Freigeschaltet durch André Ott
Klimawandel und Gewichtung von CO2 (Symbolbild)
Klimawandel und Gewichtung von CO2 (Symbolbild)

Bild: Eigenes Werk /OTT

Umweltverbände wollen Deutschland mit einer Verfassungsklage zu einer konsequenten Klimapolitik zwingen. Der BUND und der Solarenergie-Förderverein (SFV) haben gemeinsam mit elf Einzelpersonen eine Verfassungsbeschwerde eingelegt, berichtet die "taz". In der Klage werfen die Verbände dem Gesetzgeber vor, in der Klimapolitik seine "Schutzpflicht" für die Grundrechte auf Leben, Gesundheit und Eigentum der Bevölkerung verletzt zu haben.

Die Klage ist die erste dieser Art in Deutschland. "Es muss davon ausgegangen werden, dass Deutschland ganz sicher die eigenen Klimaziele für 2020 verfehlen wird", schreiben die Kläger.

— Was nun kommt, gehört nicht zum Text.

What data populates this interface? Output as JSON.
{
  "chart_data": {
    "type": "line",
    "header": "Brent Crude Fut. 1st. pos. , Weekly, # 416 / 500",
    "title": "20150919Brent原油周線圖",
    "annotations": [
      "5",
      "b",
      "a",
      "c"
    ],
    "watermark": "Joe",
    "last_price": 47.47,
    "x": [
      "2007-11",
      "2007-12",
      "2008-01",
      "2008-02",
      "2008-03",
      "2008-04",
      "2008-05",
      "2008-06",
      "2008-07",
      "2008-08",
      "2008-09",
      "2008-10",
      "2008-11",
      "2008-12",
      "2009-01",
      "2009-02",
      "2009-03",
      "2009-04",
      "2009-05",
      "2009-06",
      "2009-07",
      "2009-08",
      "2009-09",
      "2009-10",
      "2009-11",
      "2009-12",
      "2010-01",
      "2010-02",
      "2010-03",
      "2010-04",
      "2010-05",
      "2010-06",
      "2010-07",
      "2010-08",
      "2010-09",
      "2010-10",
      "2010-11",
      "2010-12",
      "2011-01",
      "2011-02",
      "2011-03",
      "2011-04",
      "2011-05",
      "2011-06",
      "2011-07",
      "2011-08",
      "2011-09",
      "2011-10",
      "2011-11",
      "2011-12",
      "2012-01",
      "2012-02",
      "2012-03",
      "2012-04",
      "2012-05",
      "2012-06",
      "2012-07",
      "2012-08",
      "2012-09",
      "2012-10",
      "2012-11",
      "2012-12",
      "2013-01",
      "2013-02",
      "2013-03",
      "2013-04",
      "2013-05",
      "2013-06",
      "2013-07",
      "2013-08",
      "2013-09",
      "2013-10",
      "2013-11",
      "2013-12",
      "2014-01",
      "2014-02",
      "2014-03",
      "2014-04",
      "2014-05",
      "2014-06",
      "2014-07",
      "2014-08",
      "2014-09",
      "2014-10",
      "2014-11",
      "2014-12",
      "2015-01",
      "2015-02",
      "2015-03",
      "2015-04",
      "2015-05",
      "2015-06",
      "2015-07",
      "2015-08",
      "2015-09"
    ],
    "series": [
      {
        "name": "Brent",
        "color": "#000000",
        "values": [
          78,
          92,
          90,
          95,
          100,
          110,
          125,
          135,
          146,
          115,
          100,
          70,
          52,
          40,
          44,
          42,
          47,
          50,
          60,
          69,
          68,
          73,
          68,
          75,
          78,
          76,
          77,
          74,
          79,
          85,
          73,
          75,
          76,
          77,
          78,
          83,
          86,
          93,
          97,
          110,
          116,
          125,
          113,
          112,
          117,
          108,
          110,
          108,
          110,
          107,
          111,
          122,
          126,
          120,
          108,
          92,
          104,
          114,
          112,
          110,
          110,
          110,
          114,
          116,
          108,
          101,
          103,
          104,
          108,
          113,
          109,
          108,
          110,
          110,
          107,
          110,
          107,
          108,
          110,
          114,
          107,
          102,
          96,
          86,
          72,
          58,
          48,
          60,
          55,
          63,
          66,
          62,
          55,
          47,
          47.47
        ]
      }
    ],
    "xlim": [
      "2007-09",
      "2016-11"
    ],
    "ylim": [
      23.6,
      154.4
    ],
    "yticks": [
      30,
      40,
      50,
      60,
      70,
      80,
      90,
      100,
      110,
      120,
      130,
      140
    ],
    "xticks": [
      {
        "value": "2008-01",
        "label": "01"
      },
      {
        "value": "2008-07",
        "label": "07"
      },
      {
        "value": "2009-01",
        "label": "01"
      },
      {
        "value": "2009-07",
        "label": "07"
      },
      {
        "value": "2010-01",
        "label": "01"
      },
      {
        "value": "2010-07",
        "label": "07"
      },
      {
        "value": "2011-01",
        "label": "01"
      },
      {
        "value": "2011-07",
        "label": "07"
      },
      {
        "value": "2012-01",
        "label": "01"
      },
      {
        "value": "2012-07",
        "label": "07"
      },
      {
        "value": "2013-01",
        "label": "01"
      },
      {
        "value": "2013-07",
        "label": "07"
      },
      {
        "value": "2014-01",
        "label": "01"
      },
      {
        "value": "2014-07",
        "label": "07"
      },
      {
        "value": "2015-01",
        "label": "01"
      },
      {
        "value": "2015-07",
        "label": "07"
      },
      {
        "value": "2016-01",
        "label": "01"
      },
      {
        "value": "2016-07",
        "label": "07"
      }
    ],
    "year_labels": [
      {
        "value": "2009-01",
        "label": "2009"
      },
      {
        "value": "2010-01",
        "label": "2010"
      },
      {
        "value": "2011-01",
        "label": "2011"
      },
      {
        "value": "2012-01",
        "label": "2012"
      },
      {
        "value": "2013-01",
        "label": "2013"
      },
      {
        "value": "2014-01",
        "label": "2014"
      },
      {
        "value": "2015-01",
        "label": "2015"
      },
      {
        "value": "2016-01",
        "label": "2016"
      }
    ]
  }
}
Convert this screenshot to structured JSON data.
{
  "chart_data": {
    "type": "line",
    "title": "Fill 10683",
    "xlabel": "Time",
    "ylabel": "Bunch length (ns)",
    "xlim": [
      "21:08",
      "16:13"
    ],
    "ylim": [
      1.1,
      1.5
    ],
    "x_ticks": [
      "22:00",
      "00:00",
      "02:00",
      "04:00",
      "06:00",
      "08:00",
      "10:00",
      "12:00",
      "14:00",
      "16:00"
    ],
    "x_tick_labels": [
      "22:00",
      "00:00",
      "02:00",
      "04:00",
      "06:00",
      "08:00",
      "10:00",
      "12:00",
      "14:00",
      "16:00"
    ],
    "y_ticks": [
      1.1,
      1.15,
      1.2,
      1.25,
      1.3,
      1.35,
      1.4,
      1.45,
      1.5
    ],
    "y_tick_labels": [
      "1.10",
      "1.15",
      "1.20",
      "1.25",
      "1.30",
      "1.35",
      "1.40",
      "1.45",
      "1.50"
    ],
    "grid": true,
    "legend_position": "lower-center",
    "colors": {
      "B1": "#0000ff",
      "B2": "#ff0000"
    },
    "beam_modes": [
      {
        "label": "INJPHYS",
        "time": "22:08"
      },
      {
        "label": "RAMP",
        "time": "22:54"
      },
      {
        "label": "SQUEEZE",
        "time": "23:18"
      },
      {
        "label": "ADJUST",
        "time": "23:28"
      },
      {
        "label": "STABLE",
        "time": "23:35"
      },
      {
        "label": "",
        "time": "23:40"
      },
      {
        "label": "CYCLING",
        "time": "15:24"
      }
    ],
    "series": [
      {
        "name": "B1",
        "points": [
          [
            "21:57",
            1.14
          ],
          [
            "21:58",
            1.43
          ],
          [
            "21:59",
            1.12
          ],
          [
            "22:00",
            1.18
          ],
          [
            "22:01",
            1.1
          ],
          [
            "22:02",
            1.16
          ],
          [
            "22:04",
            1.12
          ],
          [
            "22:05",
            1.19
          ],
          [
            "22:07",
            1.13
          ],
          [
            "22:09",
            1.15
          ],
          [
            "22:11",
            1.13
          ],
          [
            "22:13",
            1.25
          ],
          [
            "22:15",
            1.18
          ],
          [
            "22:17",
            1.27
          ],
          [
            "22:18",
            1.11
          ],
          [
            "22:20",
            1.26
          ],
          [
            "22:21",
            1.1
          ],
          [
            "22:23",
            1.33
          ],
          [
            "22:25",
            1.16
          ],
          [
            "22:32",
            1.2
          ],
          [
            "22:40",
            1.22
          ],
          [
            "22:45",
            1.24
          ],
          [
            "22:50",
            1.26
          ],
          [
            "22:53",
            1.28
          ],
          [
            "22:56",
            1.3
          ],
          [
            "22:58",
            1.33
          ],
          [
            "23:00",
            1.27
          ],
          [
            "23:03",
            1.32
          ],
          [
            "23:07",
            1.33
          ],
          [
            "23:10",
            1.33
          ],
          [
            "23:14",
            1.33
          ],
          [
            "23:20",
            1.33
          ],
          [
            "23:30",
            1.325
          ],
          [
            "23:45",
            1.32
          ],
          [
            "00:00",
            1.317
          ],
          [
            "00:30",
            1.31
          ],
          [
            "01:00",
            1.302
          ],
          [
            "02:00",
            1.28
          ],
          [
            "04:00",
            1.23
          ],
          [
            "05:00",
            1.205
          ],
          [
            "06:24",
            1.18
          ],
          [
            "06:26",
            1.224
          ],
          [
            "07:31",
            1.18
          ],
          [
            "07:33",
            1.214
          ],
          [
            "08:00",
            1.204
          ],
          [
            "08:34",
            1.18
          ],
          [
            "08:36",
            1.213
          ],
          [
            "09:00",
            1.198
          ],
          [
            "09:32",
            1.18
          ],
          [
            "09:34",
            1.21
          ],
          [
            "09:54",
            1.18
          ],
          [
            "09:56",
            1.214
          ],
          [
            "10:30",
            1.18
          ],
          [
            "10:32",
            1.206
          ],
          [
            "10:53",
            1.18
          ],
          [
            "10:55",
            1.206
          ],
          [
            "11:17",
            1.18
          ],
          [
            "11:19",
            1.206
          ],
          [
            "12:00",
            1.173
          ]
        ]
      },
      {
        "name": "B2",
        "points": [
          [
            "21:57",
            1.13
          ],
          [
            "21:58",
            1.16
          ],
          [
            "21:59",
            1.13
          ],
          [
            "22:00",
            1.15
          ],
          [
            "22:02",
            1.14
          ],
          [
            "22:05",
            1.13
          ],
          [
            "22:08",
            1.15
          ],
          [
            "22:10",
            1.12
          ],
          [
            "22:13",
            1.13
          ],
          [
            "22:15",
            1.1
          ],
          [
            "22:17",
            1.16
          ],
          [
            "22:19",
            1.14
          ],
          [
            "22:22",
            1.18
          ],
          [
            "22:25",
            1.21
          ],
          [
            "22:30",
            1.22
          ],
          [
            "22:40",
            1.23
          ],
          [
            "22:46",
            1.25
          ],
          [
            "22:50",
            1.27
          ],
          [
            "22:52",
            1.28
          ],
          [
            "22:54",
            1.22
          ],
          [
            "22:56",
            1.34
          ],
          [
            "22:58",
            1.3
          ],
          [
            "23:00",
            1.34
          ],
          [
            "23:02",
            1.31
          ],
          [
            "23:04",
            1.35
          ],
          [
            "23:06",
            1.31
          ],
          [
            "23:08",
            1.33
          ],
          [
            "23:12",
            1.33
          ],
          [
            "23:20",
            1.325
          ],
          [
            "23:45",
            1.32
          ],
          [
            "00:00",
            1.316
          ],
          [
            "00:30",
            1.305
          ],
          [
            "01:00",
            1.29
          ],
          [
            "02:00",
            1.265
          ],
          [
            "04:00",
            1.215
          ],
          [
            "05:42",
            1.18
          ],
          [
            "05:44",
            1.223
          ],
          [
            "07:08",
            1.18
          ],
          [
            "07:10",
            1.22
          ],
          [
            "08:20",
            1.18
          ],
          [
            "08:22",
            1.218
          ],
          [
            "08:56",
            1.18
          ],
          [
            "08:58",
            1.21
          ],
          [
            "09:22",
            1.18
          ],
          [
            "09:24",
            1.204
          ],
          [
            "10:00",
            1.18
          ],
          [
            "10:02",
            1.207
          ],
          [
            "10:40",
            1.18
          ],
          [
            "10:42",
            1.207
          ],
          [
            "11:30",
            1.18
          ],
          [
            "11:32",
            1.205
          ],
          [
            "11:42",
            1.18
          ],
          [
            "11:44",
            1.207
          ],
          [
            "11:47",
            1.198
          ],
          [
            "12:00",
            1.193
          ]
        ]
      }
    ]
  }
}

BUND und SFV sind laut "taz" Teil einer globalen Bewegung, die versucht, die Regierungen mit Hilfe von Gerichten in der Klimapolitik zum entschlossenen Handeln zu zwingen. So hat in den Niederlanden im Oktober ein Den Haager Gericht die dortige Regierung verpflichtet, selbst aufgestellte Klimaziele auch einzuhalten.